Bir kere kalın olmasından dolayı büyük bir artısı vardı bende. Böyle kocaman kitapları taşımayı, okumayı seviyorum :D Konusu da güzeldi. Yeni bir fantastik tür olarak gölge avcılarının yaratılması cidden çok havalı. İsmini söylemesi bile havalı. Gölge avcıları! -Hayır bu konuda Jace'in bir etkisi yok. Kesinlikle.-

Jace demişken.. Ben biliyordum bu çocuğa bu kadar bağlanacağımı. Ama ne yaptım, gittim bile bile okudum. Fazla ukala biri ama bu onu tanımlamak için yeterli değil. Çünkü o Jace ve anlatacak başka kelime bulamıyorum :D Kötü çocuk sevdama yeni bir isim daha adını yazdırırken, hâlâ neden bu kötü çocukları bu kadar sevdiğimi çözmüş değilim. Daha fazla uzatmadan Jace sevdamı içime gömüp devam ediyorum.


Clary ise bence sevilesi bir baş karakterdi, ki iki erkek arasında kalıp önce ona, sonra buna, biraz da şuna, daha sonra 'Aa sen de mi buradaydın'a gidenleri pek sevmem. Melez Sözleşmeleri'ni okuyanlar kimden bahsettiğimi biliyor. Neyse.. Dediğim gibi bana kız fazla sempatik geldi ve düşündüğüm insanı sevmesi onu sevmem için yeterli.
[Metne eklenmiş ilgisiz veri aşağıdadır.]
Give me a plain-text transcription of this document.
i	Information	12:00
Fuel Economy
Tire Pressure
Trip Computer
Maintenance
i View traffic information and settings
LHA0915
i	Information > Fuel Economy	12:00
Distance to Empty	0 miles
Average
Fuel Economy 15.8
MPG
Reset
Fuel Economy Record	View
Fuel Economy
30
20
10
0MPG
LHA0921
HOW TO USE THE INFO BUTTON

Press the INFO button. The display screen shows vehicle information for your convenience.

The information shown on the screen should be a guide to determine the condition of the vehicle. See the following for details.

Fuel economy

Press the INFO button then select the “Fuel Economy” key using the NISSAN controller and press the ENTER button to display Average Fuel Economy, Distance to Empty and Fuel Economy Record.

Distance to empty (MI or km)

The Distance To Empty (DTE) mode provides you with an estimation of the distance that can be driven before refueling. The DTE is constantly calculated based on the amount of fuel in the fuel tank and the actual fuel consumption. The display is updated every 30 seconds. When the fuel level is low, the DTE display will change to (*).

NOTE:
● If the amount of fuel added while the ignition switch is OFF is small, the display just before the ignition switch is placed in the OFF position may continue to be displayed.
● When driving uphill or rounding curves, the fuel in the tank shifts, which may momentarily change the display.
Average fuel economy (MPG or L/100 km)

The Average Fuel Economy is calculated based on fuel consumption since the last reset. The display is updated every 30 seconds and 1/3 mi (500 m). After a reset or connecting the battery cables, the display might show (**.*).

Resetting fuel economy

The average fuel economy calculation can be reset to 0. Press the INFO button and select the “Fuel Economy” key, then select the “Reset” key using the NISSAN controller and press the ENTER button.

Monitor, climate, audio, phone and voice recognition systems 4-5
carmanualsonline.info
Arada yaptığı salaklıkları göz ardı eder başarılarının devamını dilerim :D

Simon'dan da bahsedeyim. Sizi sevmediği sürece ideal bir dost olma kapasitesine sahip. Izzy de sevdiğim bir karakter. Alec'i ise önceleri sevmiyordum fakat davranışının sebebini öğrendiğimden beri ona olan tüm ön yargımdan da vazgeçtim. Sonuç olarak herkesi seviyorum. Valentine hariç..

Valentine'dan bahsetmezsem olmaz tabii. O nasıl bir isim ya? Sevgililer günü zamanında da elimde bu kitap olduğundan 14 Şubata olan bakış açımı baya bir değiştirdiğini söylemeliyim. Ya ama soruyorum size, Valentine diye kötü adam mı olur? Nesin sen çikolata markası mı? Yoksa bir kedi mi? Valentine ne yani, ne bu? Al işte, bütün kötü adam karizması yerle bir.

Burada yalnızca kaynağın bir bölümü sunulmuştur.